While going through student teaching, I loved reading "teacher blogs" and getting new ideas and advice. I looked forward to the day that I could start my own teacher blog.However, things didn't turn out that way... when i finally did get a teaching job, it was at a school so understaffed and underequipped that, by the time I finished working each night, I was lucky if I had enough energy left over to take a shower, let alone start a creative and clever teaching blog full of my own ideas.
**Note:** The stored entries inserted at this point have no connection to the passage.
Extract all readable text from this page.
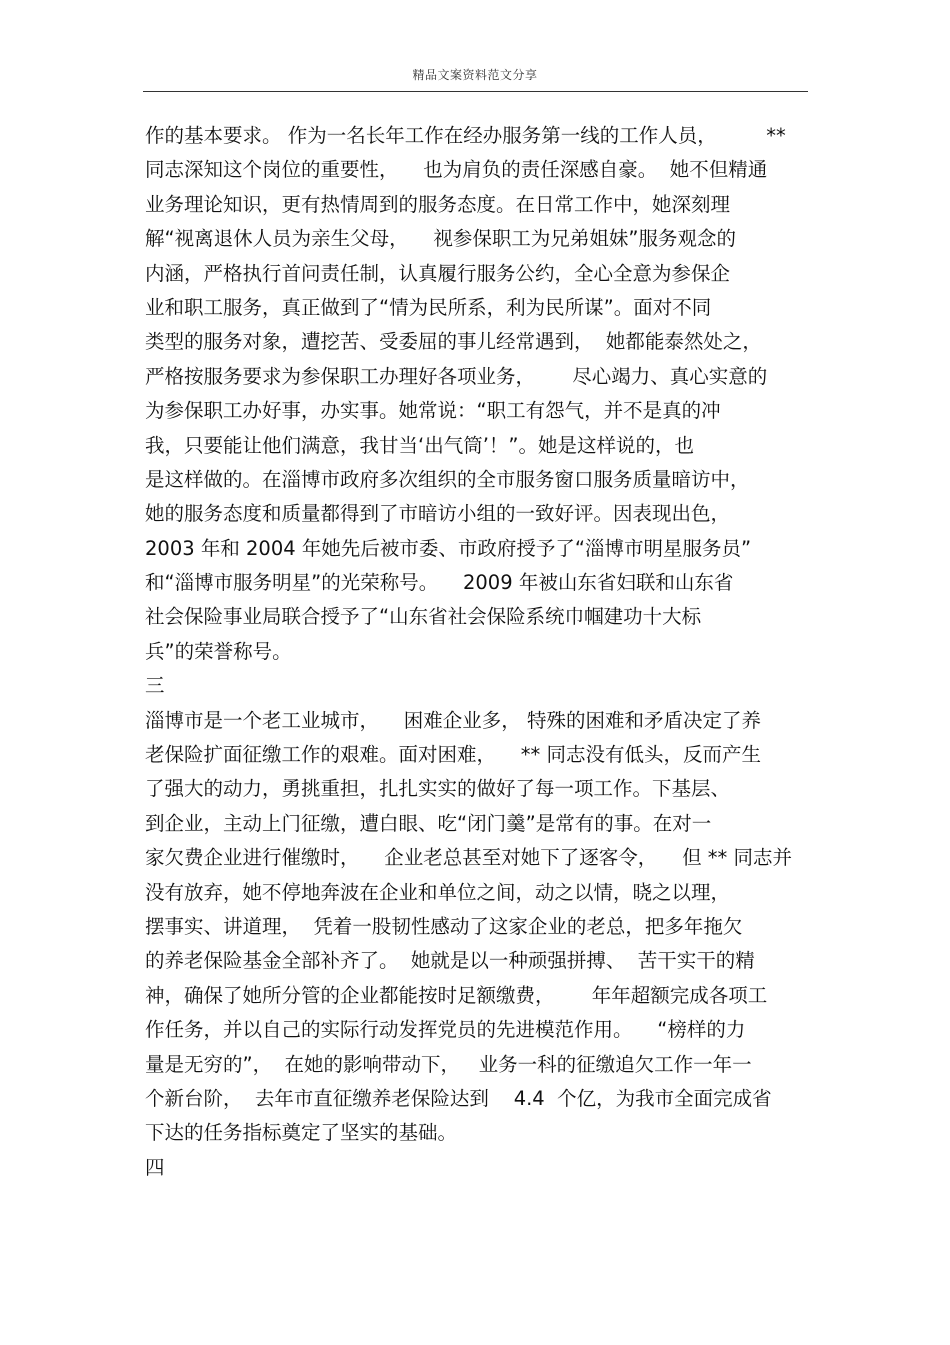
精品文案资料范文分享
作的基本要求。 作为一名长年工作在经办服务第一线的工作人员，        **
同志深知这个岗位的重要性，    也为肩负的责任深感自豪。  她不但精通
业务理论知识，更有热情周到的服务态度。在日常工作中，她深刻理
解“视离退休人员为亲生父母，    视参保职工为兄弟姐妹”服务观念的
内涵，严格执行首问责任制，认真履行服务公约，全心全意为参保企
业和职工服务，真正做到了“情为民所系，利为民所谋”。面对不同
类型的服务对象，遭挖苦、受委屈的事儿经常遇到，  她都能泰然处之，
严格按服务要求为参保职工办理好各项业务，      尽心竭力、真心实意的
为参保职工办好事，办实事。她常说：“职工有怨气，并不是真的冲
我，只要能让他们满意，我甘当‘出气筒’！”。她是这样说的，也
是这样做的。在淄博市政府多次组织的全市服务窗口服务质量暗访中，
她的服务态度和质量都得到了市暗访小组的一致好评。因表现出色，
2003 年和 2004 年她先后被市委、市政府授予了“淄博市明星服务员”
和“淄博市服务明星”的光荣称号。    2009 年被山东省妇联和山东省
社会保险事业局联合授予了“山东省社会保险系统巾帼建功十大标
兵”的荣誉称号。
三
淄博市是一个老工业城市，    困难企业多， 特殊的困难和矛盾决定了养
老保险扩面征缴工作的艰难。面对困难，    ** 同志没有低头，反而产生
了强大的动力，勇挑重担，扎扎实实的做好了每一项工作。下基层、
到企业，主动上门征缴，遭白眼、吃“闭门羹”是常有的事。在对一
家欠费企业进行催缴时，    企业老总甚至对她下了逐客令，    但 ** 同志并
没有放弃，她不停地奔波在企业和单位之间，动之以情，晓之以理，
摆事实、讲道理，  凭着一股韧性感动了这家企业的老总，把多年拖欠
的养老保险基金全部补齐了。  她就是以一种顽强拼搏、  苦干实干的精
神，确保了她所分管的企业都能按时足额缴费，      年年超额完成各项工
作任务，并以自己的实际行动发挥党员的先进模范作用。    “榜样的力
量是无穷的”，  在她的影响带动下，   业务一科的征缴追欠工作一年一
个新台阶，  去年市直征缴养老保险达到    4.4  个亿，为我市全面完成省
下达的任务指标奠定了坚实的基础。
四
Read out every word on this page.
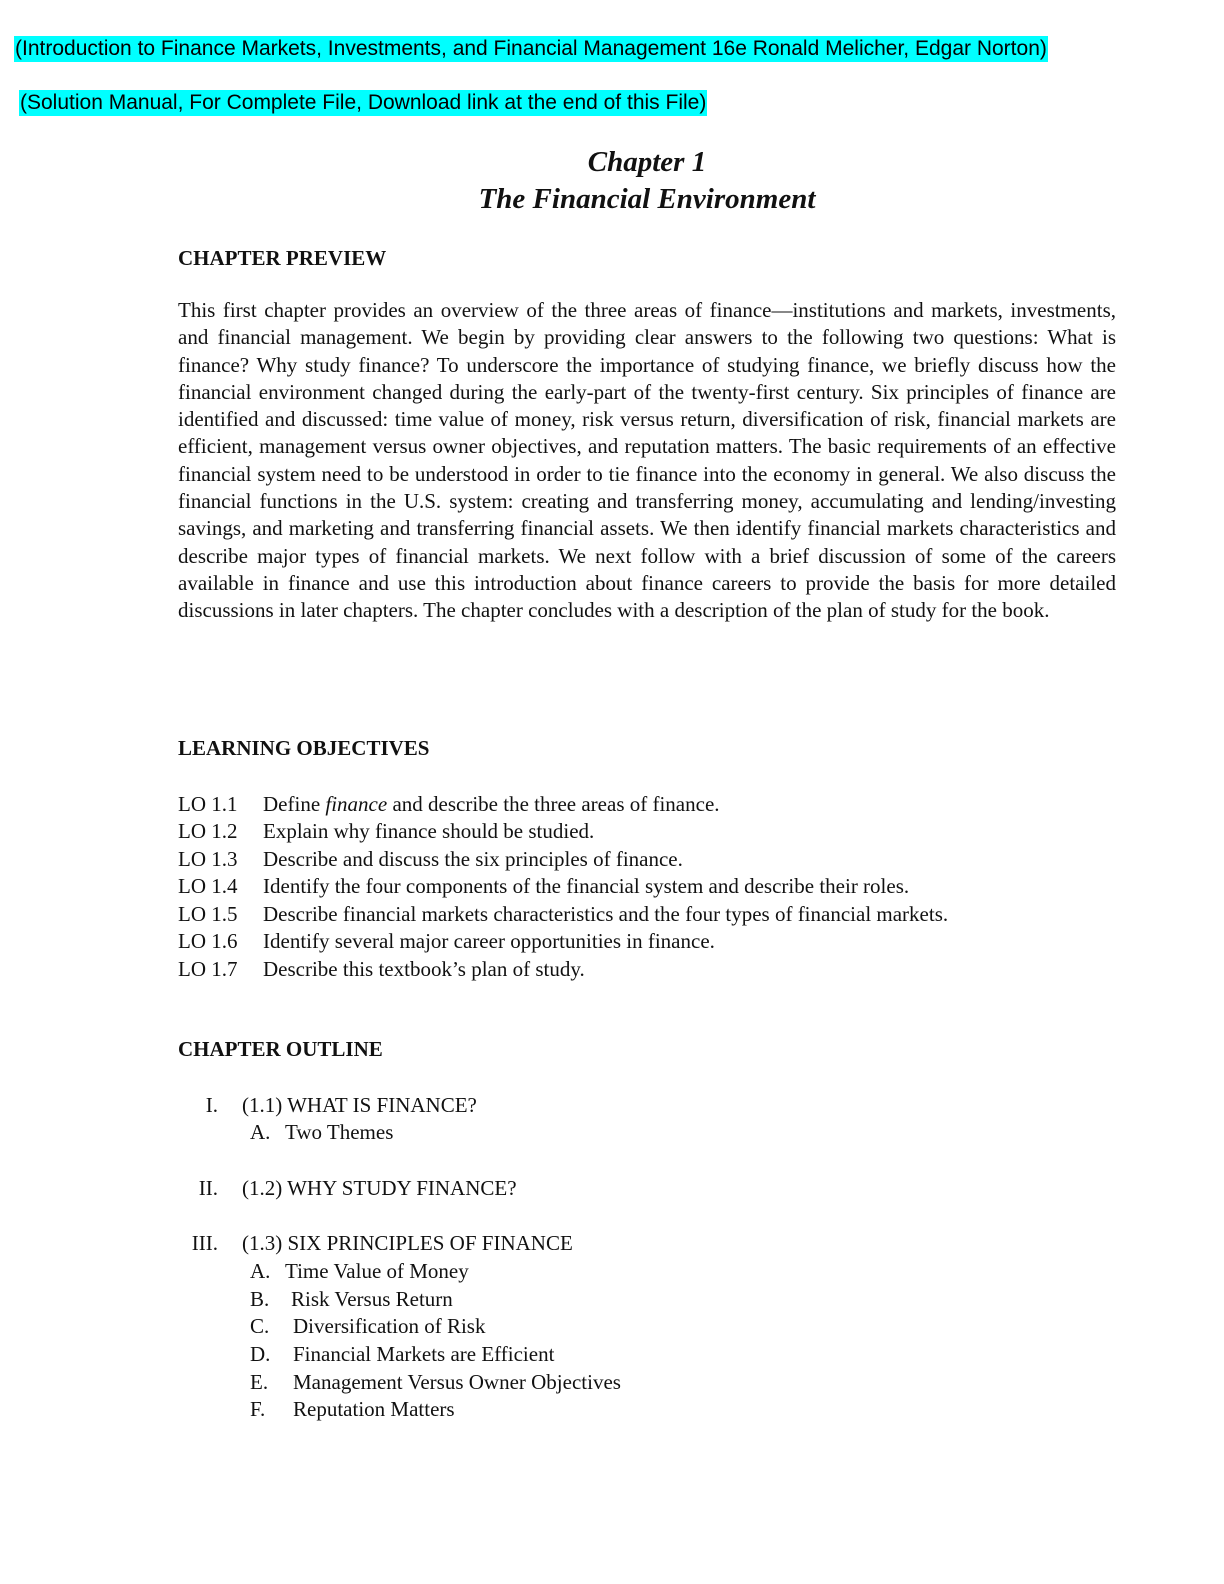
(Introduction to Finance Markets, Investments, and Financial Management 16e Ronald Melicher, Edgar Norton)
(Solution Manual, For Complete File, Download link at the end of this File)
Chapter 1
The Financial Environment
CHAPTER PREVIEW

This first chapter provides an overview of the three areas of finance—institutions and markets, investments, and financial management. We begin by providing clear answers to the following two questions: What is finance? Why study finance? To underscore the importance of studying finance, we briefly discuss how the financial environment changed during the early-part of the twenty-first century. Six principles of finance are identified and discussed: time value of money, risk versus return, diversification of risk, financial markets are efficient, management versus owner objectives, and reputation matters. The basic requirements of an effective financial system need to be understood in order to tie finance into the economy in general. We also discuss the financial functions in the U.S. system: creating and transferring money, accumulating and lending/investing savings, and marketing and transferring financial assets. We then identify financial markets characteristics and describe major types of financial markets. We next follow with a brief discussion of some of the careers available in finance and use this introduction about finance careers to provide the basis for more detailed discussions in later chapters. The chapter concludes with a description of the plan of study for the book.

LEARNING OBJECTIVES
LO 1.1 Define finance and describe the three areas of finance.
LO 1.2 Explain why finance should be studied.
LO 1.3 Describe and discuss the six principles of finance.
LO 1.4 Identify the four components of the financial system and describe their roles.
LO 1.5 Describe financial markets characteristics and the four types of financial markets.
LO 1.6 Identify several major career opportunities in finance.
LO 1.7 Describe this textbook’s plan of study.
CHAPTER OUTLINE
I. (1.1) WHAT IS FINANCE?
A. Two Themes
II. (1.2) WHY STUDY FINANCE?
III. (1.3) SIX PRINCIPLES OF FINANCE
A. Time Value of Money
B. Risk Versus Return
C. Diversification of Risk
D. Financial Markets are Efficient
E. Management Versus Owner Objectives
F. Reputation Matters
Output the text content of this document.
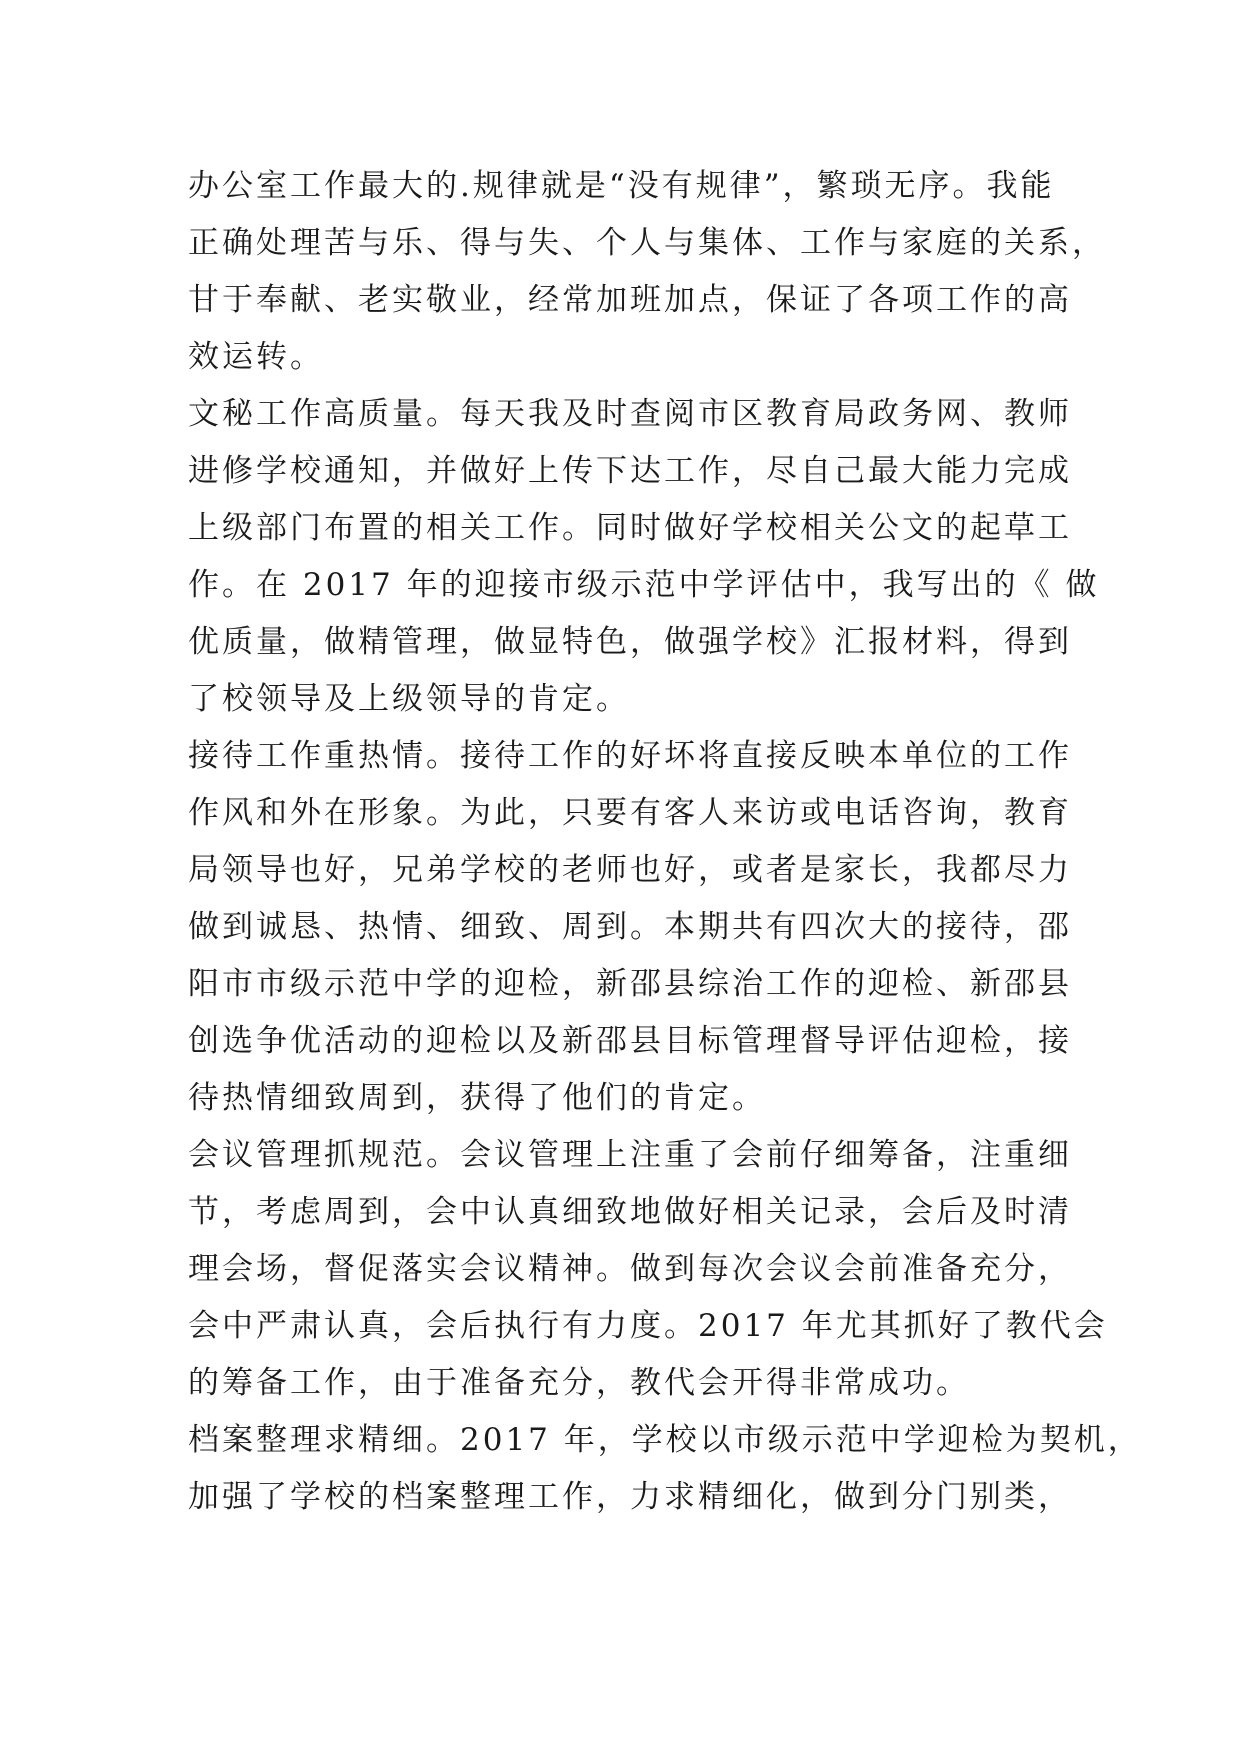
办公室工作最大的.规律就是“没有规律”，繁琐无序。我能
正确处理苦与乐、得与失、个人与集体、工作与家庭的关系，
甘于奉献、老实敬业，经常加班加点，保证了各项工作的高
效运转。
文秘工作高质量。每天我及时查阅市区教育局政务网、教师
进修学校通知，并做好上传下达工作，尽自己最大能力完成
上级部门布置的相关工作。同时做好学校相关公文的起草工
作。在 2017 年的迎接市级示范中学评估中，我写出的《 做
优质量，做精管理，做显特色，做强学校》汇报材料，得到
了校领导及上级领导的肯定。
接待工作重热情。接待工作的好坏将直接反映本单位的工作
作风和外在形象。为此，只要有客人来访或电话咨询，教育
局领导也好，兄弟学校的老师也好，或者是家长，我都尽力
做到诚恳、热情、细致、周到。本期共有四次大的接待，邵
阳市市级示范中学的迎检，新邵县综治工作的迎检、新邵县
创选争优活动的迎检以及新邵县目标管理督导评估迎检，接
待热情细致周到，获得了他们的肯定。
会议管理抓规范。会议管理上注重了会前仔细筹备，注重细
节，考虑周到，会中认真细致地做好相关记录，会后及时清
理会场，督促落实会议精神。做到每次会议会前准备充分，
会中严肃认真，会后执行有力度。2017 年尤其抓好了教代会
的筹备工作，由于准备充分，教代会开得非常成功。
档案整理求精细。2017 年，学校以市级示范中学迎检为契机，
加强了学校的档案整理工作，力求精细化，做到分门别类，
Originally my job was as a Resource teacher for K-3 students. They spent most of their time in general education classrooms, and came to me for reading, writing and math. I enjoyed teaching, but it was a lot different from what I was used to. During student teaching I worked in self-contained rooms, where I was in charge of no more than 10 children all day long. As a Resource teacher, I was in charge of 21 children and had a half hour a day with each of them, in groups of anywhere from 3 to 12, to improve their ever-so-important test scores. It was challenging and it was all I could do to keep up with it.
And then I got the news.
Our small town's school district has only one elementary school, and it had never had, or needed, a self-contained behavior classroom. But in the last few years they'd started seeing more and more students with severe emotional and behavioral disabilities. One new student in particular came with several mental health diagnoses, and behaviors so severe that we were advised not to turn our back on her. She could not be tossed into a general eduation classroom, even for part of her day. So right then in the middle of the school year, the Powers That Be decided that they were starting a behavior program... and I was going to be the teacher.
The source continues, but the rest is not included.